Si je vous dis "cubisme", vous me répondrez... Picasso. Et compte tenu de la notoriété du type, toute autre réaction serait surprenante.
Mais revenons un peu en arrière.
Paris, 1907. On assiste à la rencontre de deux artistes que presque tout sépare.
Pablo Picasso l'Espagnol, virtuose rebelle à l'esprit bouillonnant, aussi sanguin qu'imprévisible.
Georges Braque le Français, artisan dans l'âme, calme et tempéré, guidé par la raison et la recherche d'équilibre.
Picasso et Braque, c'est le yin et le yang. Mais ils ont en commun un désir ardent de modernité. En ce début de siècle, ils veulent trouver une nouvelle manière de dire le monde en images.

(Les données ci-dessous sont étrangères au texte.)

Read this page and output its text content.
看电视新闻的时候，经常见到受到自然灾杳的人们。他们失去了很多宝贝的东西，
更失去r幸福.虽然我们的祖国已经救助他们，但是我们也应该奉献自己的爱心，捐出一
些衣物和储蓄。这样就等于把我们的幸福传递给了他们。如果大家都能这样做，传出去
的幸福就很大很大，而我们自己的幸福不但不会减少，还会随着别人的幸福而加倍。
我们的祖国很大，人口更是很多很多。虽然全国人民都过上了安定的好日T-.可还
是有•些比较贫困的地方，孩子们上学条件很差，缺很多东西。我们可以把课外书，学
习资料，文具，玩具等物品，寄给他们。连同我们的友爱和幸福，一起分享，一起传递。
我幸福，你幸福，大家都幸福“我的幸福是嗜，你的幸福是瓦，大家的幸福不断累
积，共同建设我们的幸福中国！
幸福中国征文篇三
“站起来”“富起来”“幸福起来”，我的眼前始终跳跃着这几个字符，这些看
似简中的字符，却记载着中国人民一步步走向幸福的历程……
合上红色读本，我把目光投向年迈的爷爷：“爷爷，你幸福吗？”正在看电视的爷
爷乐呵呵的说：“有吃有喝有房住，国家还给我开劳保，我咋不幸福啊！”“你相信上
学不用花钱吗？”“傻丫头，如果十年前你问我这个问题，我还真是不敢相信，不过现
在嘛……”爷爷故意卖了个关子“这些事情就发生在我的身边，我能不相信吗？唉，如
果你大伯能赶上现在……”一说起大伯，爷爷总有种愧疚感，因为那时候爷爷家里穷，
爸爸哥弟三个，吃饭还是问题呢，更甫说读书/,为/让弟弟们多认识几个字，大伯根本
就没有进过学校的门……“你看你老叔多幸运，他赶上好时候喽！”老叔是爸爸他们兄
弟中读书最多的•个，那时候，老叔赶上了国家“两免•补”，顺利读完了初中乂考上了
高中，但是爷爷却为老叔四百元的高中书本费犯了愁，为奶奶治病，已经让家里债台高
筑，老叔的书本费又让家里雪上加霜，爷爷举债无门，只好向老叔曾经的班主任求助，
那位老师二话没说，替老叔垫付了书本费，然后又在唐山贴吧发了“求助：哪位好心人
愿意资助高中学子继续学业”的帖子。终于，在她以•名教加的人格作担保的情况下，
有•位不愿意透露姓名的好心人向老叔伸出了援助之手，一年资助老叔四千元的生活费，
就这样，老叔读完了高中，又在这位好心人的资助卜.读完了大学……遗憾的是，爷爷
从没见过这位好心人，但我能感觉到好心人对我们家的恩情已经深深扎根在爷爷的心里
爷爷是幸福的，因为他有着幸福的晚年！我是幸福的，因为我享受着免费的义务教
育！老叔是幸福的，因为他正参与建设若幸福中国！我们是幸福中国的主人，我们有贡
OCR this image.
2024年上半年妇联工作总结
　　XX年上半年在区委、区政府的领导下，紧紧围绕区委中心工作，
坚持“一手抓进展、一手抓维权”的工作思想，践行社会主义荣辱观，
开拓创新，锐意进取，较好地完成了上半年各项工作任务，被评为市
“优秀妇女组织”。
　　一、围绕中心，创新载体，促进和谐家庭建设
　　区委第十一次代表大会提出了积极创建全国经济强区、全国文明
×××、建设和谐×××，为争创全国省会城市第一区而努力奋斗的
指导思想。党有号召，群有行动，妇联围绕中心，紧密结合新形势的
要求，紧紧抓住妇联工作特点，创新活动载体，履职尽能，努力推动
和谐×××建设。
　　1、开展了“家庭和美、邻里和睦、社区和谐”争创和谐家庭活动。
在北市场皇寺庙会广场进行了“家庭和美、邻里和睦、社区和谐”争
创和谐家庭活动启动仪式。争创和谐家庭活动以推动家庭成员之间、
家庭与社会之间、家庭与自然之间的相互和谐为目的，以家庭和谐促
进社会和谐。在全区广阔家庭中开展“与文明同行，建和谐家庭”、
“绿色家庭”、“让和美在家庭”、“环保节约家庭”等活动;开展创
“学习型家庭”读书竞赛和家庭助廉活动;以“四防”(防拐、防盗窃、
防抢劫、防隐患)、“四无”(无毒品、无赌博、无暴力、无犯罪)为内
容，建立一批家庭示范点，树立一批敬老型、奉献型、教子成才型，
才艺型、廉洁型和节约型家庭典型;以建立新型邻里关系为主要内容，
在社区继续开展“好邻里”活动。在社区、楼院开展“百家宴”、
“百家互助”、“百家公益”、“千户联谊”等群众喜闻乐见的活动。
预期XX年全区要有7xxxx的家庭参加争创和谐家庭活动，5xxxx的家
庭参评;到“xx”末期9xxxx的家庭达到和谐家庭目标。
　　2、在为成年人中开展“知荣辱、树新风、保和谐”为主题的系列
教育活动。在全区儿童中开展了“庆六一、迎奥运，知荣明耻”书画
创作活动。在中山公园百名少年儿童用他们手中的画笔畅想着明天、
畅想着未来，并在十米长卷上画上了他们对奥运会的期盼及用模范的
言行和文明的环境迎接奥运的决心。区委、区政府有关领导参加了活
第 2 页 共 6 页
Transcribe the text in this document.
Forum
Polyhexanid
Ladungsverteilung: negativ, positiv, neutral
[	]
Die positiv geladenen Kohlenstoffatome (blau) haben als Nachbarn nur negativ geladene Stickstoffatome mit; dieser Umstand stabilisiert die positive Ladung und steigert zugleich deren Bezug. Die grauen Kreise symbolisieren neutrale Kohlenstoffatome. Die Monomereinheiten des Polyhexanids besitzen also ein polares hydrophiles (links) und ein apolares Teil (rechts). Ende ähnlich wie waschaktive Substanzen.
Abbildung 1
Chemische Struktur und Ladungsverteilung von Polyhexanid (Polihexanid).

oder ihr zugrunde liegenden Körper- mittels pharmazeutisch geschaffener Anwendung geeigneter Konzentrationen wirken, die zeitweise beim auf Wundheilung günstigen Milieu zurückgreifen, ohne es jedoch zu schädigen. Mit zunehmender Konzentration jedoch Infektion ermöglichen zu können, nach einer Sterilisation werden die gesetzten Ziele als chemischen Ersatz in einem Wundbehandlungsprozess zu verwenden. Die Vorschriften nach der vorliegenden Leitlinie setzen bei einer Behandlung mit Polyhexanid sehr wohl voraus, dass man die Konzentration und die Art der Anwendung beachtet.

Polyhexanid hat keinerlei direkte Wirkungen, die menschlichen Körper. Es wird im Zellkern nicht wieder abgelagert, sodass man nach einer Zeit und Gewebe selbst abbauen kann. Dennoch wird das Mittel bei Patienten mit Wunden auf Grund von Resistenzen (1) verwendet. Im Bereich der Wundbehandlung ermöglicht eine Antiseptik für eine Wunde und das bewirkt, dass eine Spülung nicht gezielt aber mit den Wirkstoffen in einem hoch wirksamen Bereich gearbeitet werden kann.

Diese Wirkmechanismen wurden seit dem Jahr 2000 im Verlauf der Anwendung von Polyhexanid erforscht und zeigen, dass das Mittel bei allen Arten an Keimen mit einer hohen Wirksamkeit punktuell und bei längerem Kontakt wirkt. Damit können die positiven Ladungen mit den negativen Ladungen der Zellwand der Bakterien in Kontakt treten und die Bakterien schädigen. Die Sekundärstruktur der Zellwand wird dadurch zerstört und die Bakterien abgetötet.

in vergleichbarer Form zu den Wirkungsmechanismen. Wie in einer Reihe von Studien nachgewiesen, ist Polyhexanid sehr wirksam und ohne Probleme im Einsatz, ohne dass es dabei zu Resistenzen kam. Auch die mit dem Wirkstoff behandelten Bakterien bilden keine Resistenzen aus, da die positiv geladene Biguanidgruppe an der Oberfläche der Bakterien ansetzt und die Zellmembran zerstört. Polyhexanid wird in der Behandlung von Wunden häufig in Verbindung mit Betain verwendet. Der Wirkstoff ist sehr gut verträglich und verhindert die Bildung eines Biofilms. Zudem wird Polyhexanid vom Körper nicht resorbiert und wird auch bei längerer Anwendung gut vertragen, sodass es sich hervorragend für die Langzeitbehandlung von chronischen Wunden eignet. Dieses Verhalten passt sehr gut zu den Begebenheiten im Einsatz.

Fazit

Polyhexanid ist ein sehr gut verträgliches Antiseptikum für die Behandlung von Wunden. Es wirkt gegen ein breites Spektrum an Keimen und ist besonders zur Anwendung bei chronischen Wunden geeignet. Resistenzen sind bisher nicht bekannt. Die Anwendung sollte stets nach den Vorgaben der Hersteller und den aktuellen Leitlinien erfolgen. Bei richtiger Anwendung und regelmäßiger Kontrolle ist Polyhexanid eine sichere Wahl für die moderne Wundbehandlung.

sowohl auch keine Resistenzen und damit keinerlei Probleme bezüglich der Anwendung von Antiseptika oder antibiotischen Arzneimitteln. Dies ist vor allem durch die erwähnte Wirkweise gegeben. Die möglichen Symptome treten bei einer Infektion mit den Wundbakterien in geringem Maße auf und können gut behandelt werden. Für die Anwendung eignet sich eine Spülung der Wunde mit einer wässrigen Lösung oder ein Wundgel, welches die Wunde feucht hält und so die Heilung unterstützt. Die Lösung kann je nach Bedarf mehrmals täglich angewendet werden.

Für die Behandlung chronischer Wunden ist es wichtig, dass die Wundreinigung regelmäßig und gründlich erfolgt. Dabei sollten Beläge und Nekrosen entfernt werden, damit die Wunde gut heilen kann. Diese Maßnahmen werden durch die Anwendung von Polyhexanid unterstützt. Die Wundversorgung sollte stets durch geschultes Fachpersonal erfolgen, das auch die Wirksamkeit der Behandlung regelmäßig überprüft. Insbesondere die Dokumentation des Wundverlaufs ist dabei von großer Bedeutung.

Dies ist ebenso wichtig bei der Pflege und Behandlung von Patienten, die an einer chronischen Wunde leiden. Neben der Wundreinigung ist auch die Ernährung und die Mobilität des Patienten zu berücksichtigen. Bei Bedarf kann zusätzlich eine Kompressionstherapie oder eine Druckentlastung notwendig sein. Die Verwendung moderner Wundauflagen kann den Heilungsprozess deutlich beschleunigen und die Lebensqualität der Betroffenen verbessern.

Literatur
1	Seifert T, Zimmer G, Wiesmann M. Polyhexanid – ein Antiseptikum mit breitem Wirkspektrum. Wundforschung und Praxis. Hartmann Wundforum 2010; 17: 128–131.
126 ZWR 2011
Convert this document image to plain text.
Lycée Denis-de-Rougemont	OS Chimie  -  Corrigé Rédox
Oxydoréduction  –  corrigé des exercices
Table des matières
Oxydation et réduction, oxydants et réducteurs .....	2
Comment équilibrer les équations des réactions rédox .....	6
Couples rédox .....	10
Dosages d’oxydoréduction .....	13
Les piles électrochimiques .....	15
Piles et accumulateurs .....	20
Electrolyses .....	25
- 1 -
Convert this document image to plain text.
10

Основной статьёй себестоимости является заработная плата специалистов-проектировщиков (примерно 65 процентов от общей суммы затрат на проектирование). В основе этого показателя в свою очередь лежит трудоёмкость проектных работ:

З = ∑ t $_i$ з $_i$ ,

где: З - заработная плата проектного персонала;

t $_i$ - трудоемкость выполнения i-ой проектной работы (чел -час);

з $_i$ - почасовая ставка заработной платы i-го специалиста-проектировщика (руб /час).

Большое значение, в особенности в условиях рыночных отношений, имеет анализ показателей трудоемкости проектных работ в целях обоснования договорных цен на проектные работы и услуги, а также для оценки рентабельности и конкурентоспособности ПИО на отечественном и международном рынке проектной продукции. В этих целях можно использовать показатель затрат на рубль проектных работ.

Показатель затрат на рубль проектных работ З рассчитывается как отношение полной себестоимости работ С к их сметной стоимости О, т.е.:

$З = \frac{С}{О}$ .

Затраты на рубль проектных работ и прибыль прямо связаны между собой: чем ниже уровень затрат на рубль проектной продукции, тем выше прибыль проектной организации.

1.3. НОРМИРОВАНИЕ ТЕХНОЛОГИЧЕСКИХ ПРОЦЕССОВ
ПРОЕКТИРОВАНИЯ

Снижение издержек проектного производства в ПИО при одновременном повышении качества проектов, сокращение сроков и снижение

Pendant sept ans - jusqu'à la mobilisation de Braque sur le front -, ils travaillent en collaboration étroite. Ils passent des journées à peindre côte à côte, à comparer leurs toiles, à se poser des questions pour y répondre ensemble... et à produire des œuvres étonnamment similaires.
Au fil des mois, leur création évolue. Les experts parleront de cubisme "cézannien", "analytique", "synthétique"... mais ces mots barbares ne désignent en réalité que les phases successives d'un dialogue créatif en recherche permanente.
Car voilà ce qu'est le cubisme : non pas une épiphanie géniale vécue par un artiste visionnaire, mais une co-construction progressive par deux esprits en quête de nouvelles propositions. Non pas un fulgurant "Eurêka !", mais un fiévreux "Et si on essayait... ?"
Alors on peut toujours se demander qui était le "vrai" créatif. Lequel a eu l'idée de représenter le monde par une juxtaposition de facettes? Lequel a proposé de limiter sa palette à un camaïeu de gris et d'ocres? Lequel a pensé à coller sur sa toile une page de journal ou un morceau de toile cirée?...
Mais ces questions sont vaines. Parce que ces idées n'auraient pas vu le jour autrement qu'au fil de leurs échanges.
Braque, plus tard, déclarera : "Picasso et moi étions deux alpinistes attachés l'un à l'autre." Le cubisme était leur œuvre commune. Au point qu'ils s'abstenaient de signer leurs toiles, renonçant à en revendiquer la paternité pour faire valoir leur collaboration.
Nous avons tendance à vouloir individualiser les talents. Trouver des génies à mettre sur des piédestaux, des "rôles modèles" inspirants dont les citations inonderont les réseaux sociaux.
Mais c'est oublier que ces champions n'auraient rien accompli s'ils n'avaient pas eu, à leurs côtés, des interlocuteurs pour challenger leurs intuitions, catalyser leur réflexion, et les aider à accoucher de leurs trouvailles.
Alors au lieu de demander "Qui a eu cette idée ?", posons plutôt la question: "Comment est née cette idée ?"
Nous comprendrons alors que l'intelligence humaine n'est jamais aussi féconde que lorsque nous sommes au contact - et à l'écoute - les uns des autres.